Sejarawan Israel Hadir dalam Simposium Pernaskahan Nusantara, FIB UI Klarifikasi

FIB UI klarifikasi terkait kehadiran Sejarawan Israel dalam Simposium Pernaskahan Nusantara

Sejarawan Israel Hadir dalam Simposium Pernaskahan Nusantara, FIB UI Klarifikasi

INILAHKORAN - Fakultas Ilmu Pengetahuan Budaya Universitas Indonesia (FIB UI) memberikan klarifikasi setelah ramai sorotan publik terkait kehadiran sejarawan asal Israel, Ronit Ricci, sebagai narasumber dalam Simposium Pernaskahan Nusantara XX dan Musyawarah Nasional Manassa VII.

Acara bertema “Naskah Nusantara: Ingatan Kolektif dan Masa Depan Filologi Indonesia” itu dijadwalkan berlangsung pada 15–17 Oktober 2025. Penyelenggaraan dilakukan oleh Masyarakat

Naskah Nusantara (Manassa) bekerja sama dengan Perpustakaan Nasional RI, dengan mencantumkan logo Universitas Indonesia (UI) pada materi acara.

Sikap FIB UI: Netral dan Menjunjung Nilai Kemanusiaan

Dekan FIB UI, Bondan Kanumoyoso, dalam pernyataan resminya menegaskan bahwa sebagai institusi akademik, UI memiliki tanggung jawab moral untuk tetap netral, independen, serta menjunjung tinggi nilai kemanusiaan.

“Terkait konflik Israel-Palestina, FIB UI menyampaikan rasa simpati dan solidaritas kemanusiaan kepada seluruh korban.
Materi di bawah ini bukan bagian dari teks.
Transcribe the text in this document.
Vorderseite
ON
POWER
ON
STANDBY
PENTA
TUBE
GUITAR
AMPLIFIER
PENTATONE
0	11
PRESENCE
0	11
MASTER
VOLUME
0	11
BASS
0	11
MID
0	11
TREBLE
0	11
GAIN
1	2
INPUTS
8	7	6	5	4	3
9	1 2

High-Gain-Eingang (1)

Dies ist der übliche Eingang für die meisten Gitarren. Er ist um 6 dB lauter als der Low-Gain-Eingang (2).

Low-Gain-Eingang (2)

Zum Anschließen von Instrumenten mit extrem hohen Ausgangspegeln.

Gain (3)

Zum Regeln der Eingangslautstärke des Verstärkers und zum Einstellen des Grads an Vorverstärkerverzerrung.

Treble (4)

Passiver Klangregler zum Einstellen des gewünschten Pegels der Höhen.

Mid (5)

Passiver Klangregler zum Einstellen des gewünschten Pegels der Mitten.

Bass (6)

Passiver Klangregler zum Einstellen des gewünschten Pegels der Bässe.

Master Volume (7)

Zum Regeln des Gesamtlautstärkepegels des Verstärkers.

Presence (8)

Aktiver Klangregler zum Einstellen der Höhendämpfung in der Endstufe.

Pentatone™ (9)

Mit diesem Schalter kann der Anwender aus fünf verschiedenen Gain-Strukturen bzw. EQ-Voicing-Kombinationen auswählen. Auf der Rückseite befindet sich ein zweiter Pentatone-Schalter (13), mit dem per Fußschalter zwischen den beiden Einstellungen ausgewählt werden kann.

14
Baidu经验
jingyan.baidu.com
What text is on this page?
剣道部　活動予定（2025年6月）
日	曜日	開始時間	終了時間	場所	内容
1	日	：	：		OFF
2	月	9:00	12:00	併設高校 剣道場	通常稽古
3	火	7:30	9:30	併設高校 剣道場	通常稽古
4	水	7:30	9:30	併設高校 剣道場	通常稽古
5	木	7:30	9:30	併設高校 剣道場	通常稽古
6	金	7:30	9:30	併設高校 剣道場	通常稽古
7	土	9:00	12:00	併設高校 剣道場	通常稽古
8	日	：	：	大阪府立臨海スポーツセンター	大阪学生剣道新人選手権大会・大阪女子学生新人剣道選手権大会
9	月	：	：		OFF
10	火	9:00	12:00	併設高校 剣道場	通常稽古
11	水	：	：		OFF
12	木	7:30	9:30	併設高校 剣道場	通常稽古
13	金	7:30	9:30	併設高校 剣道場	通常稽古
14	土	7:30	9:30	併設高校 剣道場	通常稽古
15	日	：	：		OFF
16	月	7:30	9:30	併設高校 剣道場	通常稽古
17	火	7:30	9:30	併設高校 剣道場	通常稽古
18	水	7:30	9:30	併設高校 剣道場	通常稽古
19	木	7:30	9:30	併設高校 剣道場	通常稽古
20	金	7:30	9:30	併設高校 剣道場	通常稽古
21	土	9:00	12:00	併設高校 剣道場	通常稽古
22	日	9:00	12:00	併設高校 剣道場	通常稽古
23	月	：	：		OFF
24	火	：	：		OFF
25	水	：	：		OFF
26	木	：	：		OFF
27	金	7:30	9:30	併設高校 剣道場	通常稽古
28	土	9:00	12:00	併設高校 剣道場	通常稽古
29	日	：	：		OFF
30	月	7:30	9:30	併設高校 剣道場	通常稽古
Kami menekankan pentingnya perdamaian, dialog, dan keadilan sebagai prinsip akademik yang sejalan dengan nilai-nilai kemanusiaan universal,” jelas Bondan.

Manassa Minta Maaf Soal Penggunaan Logo UI

Sementara itu, pihak Manassa selaku penyelenggara juga mengeluarkan klarifikasi resmi melalui media sosial. Mereka menyampaikan permintaan maaf kepada pimpinan UI atas penggunaan logo kampus tanpa melalui prosedur yang semestinya.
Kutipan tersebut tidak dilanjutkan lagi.